Allpix Squared uses ROOTs TRef objects to store the persistent links of the simulation object history. These references act similar to C pointers and allow accessing the referenced object directly without additional bookkeeping or lookup of indices. Furthermore they persist when being written to a ROOT file and read back to memory. ROOT implements this via a central lookup table that keeps track of the referenced objects and their location in memory as described in the ROOT documentation.

This approach comes with some drawbacks, especially in multithreaded environments. Most importantly the lookup table is a global object, which means mutexes are required for accessing it. Multiple threads generating or using TRef references will have to share this mutex and will consequently be subject to significant waiting for lock release. Furthermore generating more and more TRef relations over the course of a simulation will increase the size of the central reference table. This table is initialized with a fixed size, and once the number of TRef objects outgrows this pre-allocated space, new memory has to be acquired, leading to a reallocation of memory for the entire new size of the table. With potentially millions of entries, this quickly becomes a computationally expensive operation, slowing down the simulation significantly.

Allpix Squared solves these limitations by wrapping the TRef objects into a class called PointerWrapper.
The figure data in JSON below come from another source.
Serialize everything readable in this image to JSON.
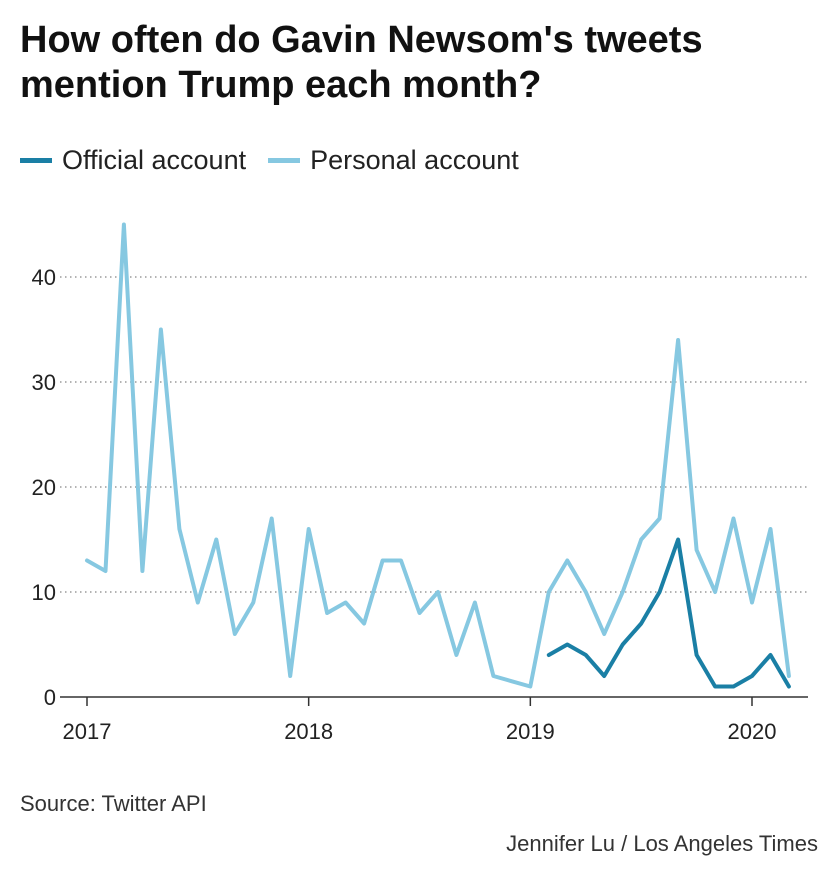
{
  "title": "How often do Gavin Newsom's tweets mention Trump each month?",
  "legend": [
    {
      "label": "Official account",
      "color": "#1a7fa5"
    },
    {
      "label": "Personal account",
      "color": "#86c8e1"
    }
  ],
  "source": "Source: Twitter API",
  "credit": "Jennifer Lu / Los Angeles Times",
  "chart_data": {
    "type": "line",
    "title": "How often do Gavin Newsom's tweets mention Trump each month?",
    "xlabel": "",
    "ylabel": "",
    "x_ticks": [
      "2017",
      "2018",
      "2019",
      "2020"
    ],
    "y_ticks": [
      0,
      10,
      20,
      30,
      40
    ],
    "ylim": [
      0,
      45
    ],
    "grid": "horizontal dotted",
    "legend_position": "top-left",
    "series": [
      {
        "name": "Personal account",
        "color": "#86c8e1",
        "x": [
          "2017-01",
          "2017-02",
          "2017-03",
          "2017-04",
          "2017-05",
          "2017-06",
          "2017-07",
          "2017-08",
          "2017-09",
          "2017-10",
          "2017-11",
          "2017-12",
          "2018-01",
          "2018-02",
          "2018-03",
          "2018-04",
          "2018-05",
          "2018-06",
          "2018-07",
          "2018-08",
          "2018-09",
          "2018-10",
          "2018-11",
          "2018-12",
          "2019-01",
          "2019-02",
          "2019-03",
          "2019-04",
          "2019-05",
          "2019-06",
          "2019-07",
          "2019-08",
          "2019-09",
          "2019-10",
          "2019-11",
          "2019-12",
          "2020-01",
          "2020-02",
          "2020-03"
        ],
        "values": [
          13,
          12,
          45,
          12,
          35,
          16,
          9,
          15,
          6,
          9,
          17,
          2,
          16,
          8,
          9,
          7,
          13,
          13,
          8,
          10,
          4,
          9,
          2,
          1.5,
          1,
          10,
          13,
          10,
          6,
          10,
          15,
          17,
          34,
          14,
          10,
          17,
          9,
          16,
          2
        ]
      },
      {
        "name": "Official account",
        "color": "#1a7fa5",
        "x": [
          "2019-02",
          "2019-03",
          "2019-04",
          "2019-05",
          "2019-06",
          "2019-07",
          "2019-08",
          "2019-09",
          "2019-10",
          "2019-11",
          "2019-12",
          "2020-01",
          "2020-02",
          "2020-03"
        ],
        "values": [
          4,
          5,
          4,
          2,
          5,
          7,
          10,
          15,
          4,
          1,
          1,
          2,
          4,
          1
        ]
      }
    ]
  }
}
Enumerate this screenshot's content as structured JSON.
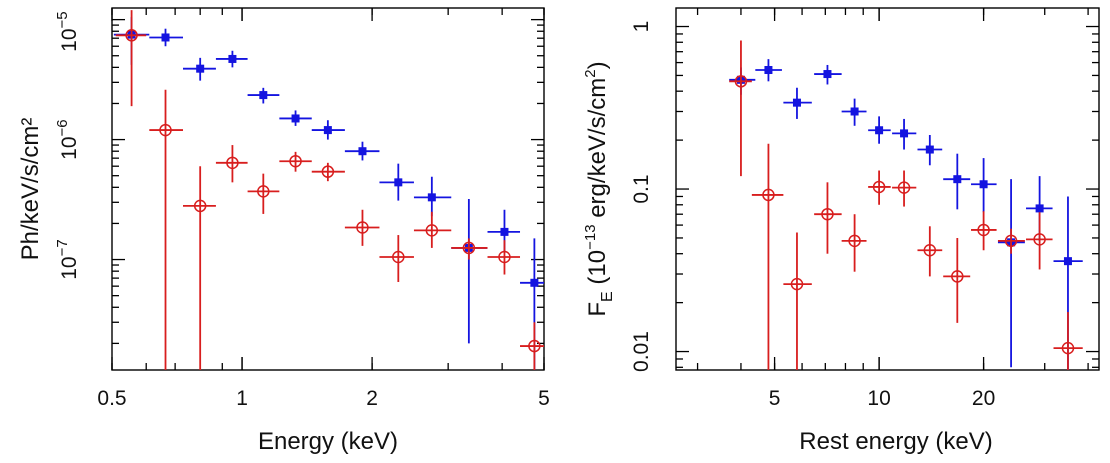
{
  "chart_data": [
    {
      "type": "scatter",
      "title": "",
      "xlabel": "Energy (keV)",
      "ylabel": "Ph/keV/s/cm²",
      "x_scale": "log",
      "y_scale": "log",
      "xlim": [
        0.5,
        5
      ],
      "ylim": [
        1.2e-08,
        1.25e-05
      ],
      "x_ticks": [
        {
          "value": 0.5,
          "label": "0.5"
        },
        {
          "value": 1,
          "label": "1"
        },
        {
          "value": 2,
          "label": "2"
        },
        {
          "value": 5,
          "label": "5"
        }
      ],
      "y_ticks": [
        {
          "value": 1e-05,
          "base": "10",
          "exp": "−5",
          "label_side": "top"
        },
        {
          "value": 1e-06,
          "base": "10",
          "exp": "−6",
          "label_side": "left"
        },
        {
          "value": 1e-07,
          "base": "10",
          "exp": "−7",
          "label_side": "left"
        }
      ],
      "series": [
        {
          "color": "#1414e0",
          "marker": "filled-square",
          "points": [
            {
              "x": 0.555,
              "y": 7.5e-06,
              "xerr": [
                0.505,
                0.61
              ],
              "yerr": [
                4.2e-06,
                1.05e-05
              ]
            },
            {
              "x": 0.665,
              "y": 7.1e-06,
              "xerr": [
                0.61,
                0.73
              ],
              "yerr": [
                6e-06,
                8.4e-06
              ]
            },
            {
              "x": 0.8,
              "y": 3.9e-06,
              "xerr": [
                0.73,
                0.87
              ],
              "yerr": [
                3.1e-06,
                4.8e-06
              ]
            },
            {
              "x": 0.95,
              "y": 4.7e-06,
              "xerr": [
                0.87,
                1.03
              ],
              "yerr": [
                4e-06,
                5.5e-06
              ]
            },
            {
              "x": 1.12,
              "y": 2.35e-06,
              "xerr": [
                1.03,
                1.22
              ],
              "yerr": [
                2e-06,
                2.7e-06
              ]
            },
            {
              "x": 1.33,
              "y": 1.5e-06,
              "xerr": [
                1.22,
                1.45
              ],
              "yerr": [
                1.3e-06,
                1.75e-06
              ]
            },
            {
              "x": 1.58,
              "y": 1.2e-06,
              "xerr": [
                1.45,
                1.73
              ],
              "yerr": [
                1e-06,
                1.45e-06
              ]
            },
            {
              "x": 1.9,
              "y": 8e-07,
              "xerr": [
                1.73,
                2.08
              ],
              "yerr": [
                6.7e-07,
                9.6e-07
              ]
            },
            {
              "x": 2.3,
              "y": 4.4e-07,
              "xerr": [
                2.08,
                2.5
              ],
              "yerr": [
                3.1e-07,
                6.3e-07
              ]
            },
            {
              "x": 2.75,
              "y": 3.3e-07,
              "xerr": [
                2.5,
                3.05
              ],
              "yerr": [
                2.3e-07,
                4.9e-07
              ]
            },
            {
              "x": 3.35,
              "y": 1.25e-07,
              "xerr": [
                3.05,
                3.7
              ],
              "yerr": [
                2e-08,
                3.2e-07
              ]
            },
            {
              "x": 4.05,
              "y": 1.7e-07,
              "xerr": [
                3.7,
                4.4
              ],
              "yerr": [
                1.15e-07,
                2.6e-07
              ]
            },
            {
              "x": 4.75,
              "y": 6.4e-08,
              "xerr": [
                4.4,
                5.0
              ],
              "yerr": [
                1.2e-08,
                1.5e-07
              ]
            }
          ]
        },
        {
          "color": "#d81e1e",
          "marker": "open-circle",
          "points": [
            {
              "x": 0.555,
              "y": 7.4e-06,
              "xerr": [
                0.51,
                0.6
              ],
              "yerr": [
                1.9e-06,
                1.2e-05
              ]
            },
            {
              "x": 0.665,
              "y": 1.2e-06,
              "xerr": [
                0.61,
                0.73
              ],
              "yerr": [
                1.2e-08,
                2.6e-06
              ]
            },
            {
              "x": 0.8,
              "y": 2.8e-07,
              "xerr": [
                0.73,
                0.87
              ],
              "yerr": [
                1.2e-08,
                6e-07
              ]
            },
            {
              "x": 0.95,
              "y": 6.4e-07,
              "xerr": [
                0.87,
                1.03
              ],
              "yerr": [
                4.4e-07,
                9e-07
              ]
            },
            {
              "x": 1.12,
              "y": 3.7e-07,
              "xerr": [
                1.03,
                1.22
              ],
              "yerr": [
                2.4e-07,
                5.2e-07
              ]
            },
            {
              "x": 1.33,
              "y": 6.6e-07,
              "xerr": [
                1.22,
                1.45
              ],
              "yerr": [
                5.4e-07,
                7.9e-07
              ]
            },
            {
              "x": 1.58,
              "y": 5.4e-07,
              "xerr": [
                1.45,
                1.73
              ],
              "yerr": [
                4.5e-07,
                6.4e-07
              ]
            },
            {
              "x": 1.9,
              "y": 1.85e-07,
              "xerr": [
                1.73,
                2.08
              ],
              "yerr": [
                1.3e-07,
                2.6e-07
              ]
            },
            {
              "x": 2.3,
              "y": 1.05e-07,
              "xerr": [
                2.08,
                2.5
              ],
              "yerr": [
                6.5e-08,
                1.6e-07
              ]
            },
            {
              "x": 2.75,
              "y": 1.75e-07,
              "xerr": [
                2.5,
                3.05
              ],
              "yerr": [
                1.25e-07,
                2.5e-07
              ]
            },
            {
              "x": 3.35,
              "y": 1.25e-07,
              "xerr": [
                3.05,
                3.7
              ],
              "yerr": [
                1e-07,
                1.5e-07
              ]
            },
            {
              "x": 4.05,
              "y": 1.05e-07,
              "xerr": [
                3.7,
                4.4
              ],
              "yerr": [
                7.5e-08,
                1.45e-07
              ]
            },
            {
              "x": 4.75,
              "y": 1.9e-08,
              "xerr": [
                4.4,
                5.0
              ],
              "yerr": [
                1.2e-08,
                3e-08
              ]
            }
          ]
        }
      ]
    },
    {
      "type": "scatter",
      "title": "",
      "xlabel": "Rest energy (keV)",
      "ylabel": {
        "main": "F",
        "sub": "E",
        "units_pre": " (10",
        "units_exp": "−13",
        "units_mid": " erg/keV/s/cm",
        "units_exp2": "2",
        "units_post": ")"
      },
      "x_scale": "log",
      "y_scale": "log",
      "xlim": [
        2.6,
        43
      ],
      "ylim": [
        0.0077,
        1.3
      ],
      "x_ticks": [
        {
          "value": 5,
          "label": "5"
        },
        {
          "value": 10,
          "label": "10"
        },
        {
          "value": 20,
          "label": "20"
        }
      ],
      "y_ticks": [
        {
          "value": 1,
          "label": "1"
        },
        {
          "value": 0.1,
          "label": "0.1"
        },
        {
          "value": 0.01,
          "label": "0.01"
        }
      ],
      "series": [
        {
          "color": "#1414e0",
          "marker": "filled-square",
          "points": [
            {
              "x": 4.0,
              "y": 0.47,
              "xerr": [
                3.7,
                4.4
              ],
              "yerr": [
                0.38,
                0.56
              ]
            },
            {
              "x": 4.8,
              "y": 0.54,
              "xerr": [
                4.4,
                5.25
              ],
              "yerr": [
                0.46,
                0.63
              ]
            },
            {
              "x": 5.8,
              "y": 0.34,
              "xerr": [
                5.3,
                6.4
              ],
              "yerr": [
                0.27,
                0.42
              ]
            },
            {
              "x": 7.1,
              "y": 0.51,
              "xerr": [
                6.5,
                7.8
              ],
              "yerr": [
                0.44,
                0.58
              ]
            },
            {
              "x": 8.5,
              "y": 0.3,
              "xerr": [
                7.8,
                9.2
              ],
              "yerr": [
                0.245,
                0.36
              ]
            },
            {
              "x": 10.0,
              "y": 0.23,
              "xerr": [
                9.3,
                10.8
              ],
              "yerr": [
                0.19,
                0.28
              ]
            },
            {
              "x": 11.8,
              "y": 0.22,
              "xerr": [
                10.9,
                12.8
              ],
              "yerr": [
                0.175,
                0.27
              ]
            },
            {
              "x": 14.0,
              "y": 0.175,
              "xerr": [
                12.9,
                15.2
              ],
              "yerr": [
                0.14,
                0.215
              ]
            },
            {
              "x": 16.8,
              "y": 0.115,
              "xerr": [
                15.3,
                18.3
              ],
              "yerr": [
                0.075,
                0.165
              ]
            },
            {
              "x": 20.0,
              "y": 0.107,
              "xerr": [
                18.4,
                21.8
              ],
              "yerr": [
                0.072,
                0.155
              ]
            },
            {
              "x": 24.0,
              "y": 0.047,
              "xerr": [
                22.0,
                26.3
              ],
              "yerr": [
                0.008,
                0.115
              ]
            },
            {
              "x": 29.0,
              "y": 0.076,
              "xerr": [
                26.5,
                31.6
              ],
              "yerr": [
                0.048,
                0.12
              ]
            },
            {
              "x": 35.0,
              "y": 0.036,
              "xerr": [
                31.8,
                38.6
              ],
              "yerr": [
                0.0077,
                0.09
              ]
            }
          ]
        },
        {
          "color": "#d81e1e",
          "marker": "open-circle",
          "points": [
            {
              "x": 4.0,
              "y": 0.46,
              "xerr": [
                3.7,
                4.3
              ],
              "yerr": [
                0.12,
                0.82
              ]
            },
            {
              "x": 4.8,
              "y": 0.092,
              "xerr": [
                4.3,
                5.3
              ],
              "yerr": [
                0.0077,
                0.19
              ]
            },
            {
              "x": 5.8,
              "y": 0.026,
              "xerr": [
                5.3,
                6.4
              ],
              "yerr": [
                0.0077,
                0.054
              ]
            },
            {
              "x": 7.1,
              "y": 0.07,
              "xerr": [
                6.5,
                7.8
              ],
              "yerr": [
                0.04,
                0.11
              ]
            },
            {
              "x": 8.5,
              "y": 0.048,
              "xerr": [
                7.8,
                9.2
              ],
              "yerr": [
                0.031,
                0.07
              ]
            },
            {
              "x": 10.0,
              "y": 0.103,
              "xerr": [
                9.3,
                10.8
              ],
              "yerr": [
                0.08,
                0.13
              ]
            },
            {
              "x": 11.8,
              "y": 0.102,
              "xerr": [
                10.9,
                12.8
              ],
              "yerr": [
                0.078,
                0.13
              ]
            },
            {
              "x": 14.0,
              "y": 0.042,
              "xerr": [
                12.9,
                15.2
              ],
              "yerr": [
                0.029,
                0.059
              ]
            },
            {
              "x": 16.8,
              "y": 0.029,
              "xerr": [
                15.3,
                18.3
              ],
              "yerr": [
                0.015,
                0.05
              ]
            },
            {
              "x": 20.0,
              "y": 0.056,
              "xerr": [
                18.4,
                21.8
              ],
              "yerr": [
                0.042,
                0.073
              ]
            },
            {
              "x": 24.0,
              "y": 0.048,
              "xerr": [
                22.0,
                26.3
              ],
              "yerr": [
                0.04,
                0.057
              ]
            },
            {
              "x": 29.0,
              "y": 0.049,
              "xerr": [
                26.5,
                31.6
              ],
              "yerr": [
                0.032,
                0.072
              ]
            },
            {
              "x": 35.0,
              "y": 0.0105,
              "xerr": [
                31.8,
                38.6
              ],
              "yerr": [
                0.0077,
                0.0175
              ]
            }
          ]
        }
      ]
    }
  ]
}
It contains both a direct, but transitional C pointer and a TRef to the referenced object. The latter, however, is only generated when required, i.e. if the object holding the PointerWrapper as well as referenced object are going to be written to file. This is achieved by first going through all relevant objects, marking them for storage:

for(auto& object : objects) {
    object.markForStorage();
}

Now, the required history references can be identified and TRef objects are generated only for relations between two objects that are both marked for storage:

for(auto& object : objects) {
    object.petrifyHistory();
}

Objects can now be written to file and will contain the persistent reference to the related object.

This approach solves the above problems. File writing has to be performed single-threaded anyway, so generating TRef objects on the same thread does not lead to additional locking of the central reference table mutex in root. In addition, TRef entries are only generated and stored in the table for objects that require it - all references to objects not to be stored will be nullptr in either case since the target object is not available anymore when reading in the data. Since now the generation of TRef objects and access to the reference table is performed by a single thread and one single event at a time, it is also possible to reset the ROOT-internal object ID of TRef references after the event has been processed. The subsequent event will reuse the same IDs again, preventing a continuous growth of the reference table and related memory re-allocation issues.

As a consequence, when reading objects back from file in a multithreaded environment, the TRef has to be converted back to a C memory pointer in the reading thread, both to prevent mixing of re-used TRef object IDs from different events and to avoid locking access to the central reference table when looking up the memory location from there. This is performed similarly to the generation of history relations, and here only relations to valid TRefs are loaded, other relations will hold a nullptr:

for(auto& object : objects) {
    object.loadHistory();
}

For single-threaded applications such as ROOT analysis macros, this step is not necessary and the reference will be lazy-loaded when accessed, i.e. the TRef reference will be converted to a direct raw pointer only when actually used. Since events are processed sequentially and memory is freed between events, no mixing of IDs occurs.